The extraction of RNA in molecular biology experiments is critically complicated due to the existence of ubiquitous and hardy RNases that could degrade RNA samples. Certain RNases are extremely hardy and their inactivation is quite difficult in comparison with neutralizing DNases. Apart from the cellular released RNases, there are several RNases present in the environment. RNases have evolved to exhibit many extracellular functions in various organisms. For example, RNase 7 secreted by human skin, is a member of the RNase A superfamily and could function as a defense against potent antipathogen. The enzymatic RNase activity of these secreted RNases may not even be necessary for its new, extended function.

Inactivation of RNase

RNase is very stable and can be temporarily deactivated in some extreme conditions, but can be rapidly reactivated after the removal of restriction factor. Neither conventional high temperature and high pressure steam sterilization nor protein inhibitors can completely devitalize the activity of RNase.

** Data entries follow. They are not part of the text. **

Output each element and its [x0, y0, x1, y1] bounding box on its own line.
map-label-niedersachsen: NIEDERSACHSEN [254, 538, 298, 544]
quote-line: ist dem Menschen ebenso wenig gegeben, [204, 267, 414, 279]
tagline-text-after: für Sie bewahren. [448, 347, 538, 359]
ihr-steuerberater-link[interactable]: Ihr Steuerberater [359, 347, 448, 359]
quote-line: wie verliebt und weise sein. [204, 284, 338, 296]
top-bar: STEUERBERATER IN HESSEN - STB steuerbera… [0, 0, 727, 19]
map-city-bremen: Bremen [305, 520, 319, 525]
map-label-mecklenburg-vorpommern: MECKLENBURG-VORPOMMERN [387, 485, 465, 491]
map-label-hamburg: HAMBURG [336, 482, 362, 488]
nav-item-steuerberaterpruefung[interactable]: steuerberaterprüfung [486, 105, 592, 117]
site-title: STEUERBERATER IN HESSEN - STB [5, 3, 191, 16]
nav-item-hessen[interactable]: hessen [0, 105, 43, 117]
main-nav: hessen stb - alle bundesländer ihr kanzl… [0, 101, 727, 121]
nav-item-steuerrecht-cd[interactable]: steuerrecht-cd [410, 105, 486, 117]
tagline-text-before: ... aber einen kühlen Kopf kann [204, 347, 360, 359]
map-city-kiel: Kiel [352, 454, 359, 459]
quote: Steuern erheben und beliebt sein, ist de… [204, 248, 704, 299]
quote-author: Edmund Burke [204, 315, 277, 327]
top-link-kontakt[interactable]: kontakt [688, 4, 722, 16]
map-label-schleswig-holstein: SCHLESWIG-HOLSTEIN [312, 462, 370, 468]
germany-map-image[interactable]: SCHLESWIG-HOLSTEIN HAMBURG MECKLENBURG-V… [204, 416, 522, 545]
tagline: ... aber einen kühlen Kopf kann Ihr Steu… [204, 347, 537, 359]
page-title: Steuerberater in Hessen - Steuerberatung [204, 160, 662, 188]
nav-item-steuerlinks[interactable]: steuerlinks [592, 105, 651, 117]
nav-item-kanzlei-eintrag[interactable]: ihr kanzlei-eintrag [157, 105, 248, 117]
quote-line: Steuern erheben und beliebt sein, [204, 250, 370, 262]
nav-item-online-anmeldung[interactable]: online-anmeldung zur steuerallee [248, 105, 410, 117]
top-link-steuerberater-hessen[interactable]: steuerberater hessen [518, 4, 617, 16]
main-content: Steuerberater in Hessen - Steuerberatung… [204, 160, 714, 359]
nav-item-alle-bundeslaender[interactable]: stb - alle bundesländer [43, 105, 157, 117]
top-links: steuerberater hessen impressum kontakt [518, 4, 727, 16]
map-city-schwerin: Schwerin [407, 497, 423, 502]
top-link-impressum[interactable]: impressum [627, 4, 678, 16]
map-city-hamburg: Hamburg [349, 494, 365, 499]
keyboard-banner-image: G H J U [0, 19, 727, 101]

It is widely distributed in human skin, gloves therefore must be used in molecular biology experiments related to the preparation of RNA. Under normal circumstances, the internal and external surface of liquid dispenser is scrubbed with the 70% ethanol prepared by DEPC to basically meet the requirements. Glassware is usually baked in a 140 degree oven for 3 hours.

Reference

1. Cuchillo C M, Nogués M V, Raines R T. Bovine pancreatic ribonuclease: fifty years of the first enzymatic reaction mechanism. Biochemistry, 2011, 50(37):7835–7641.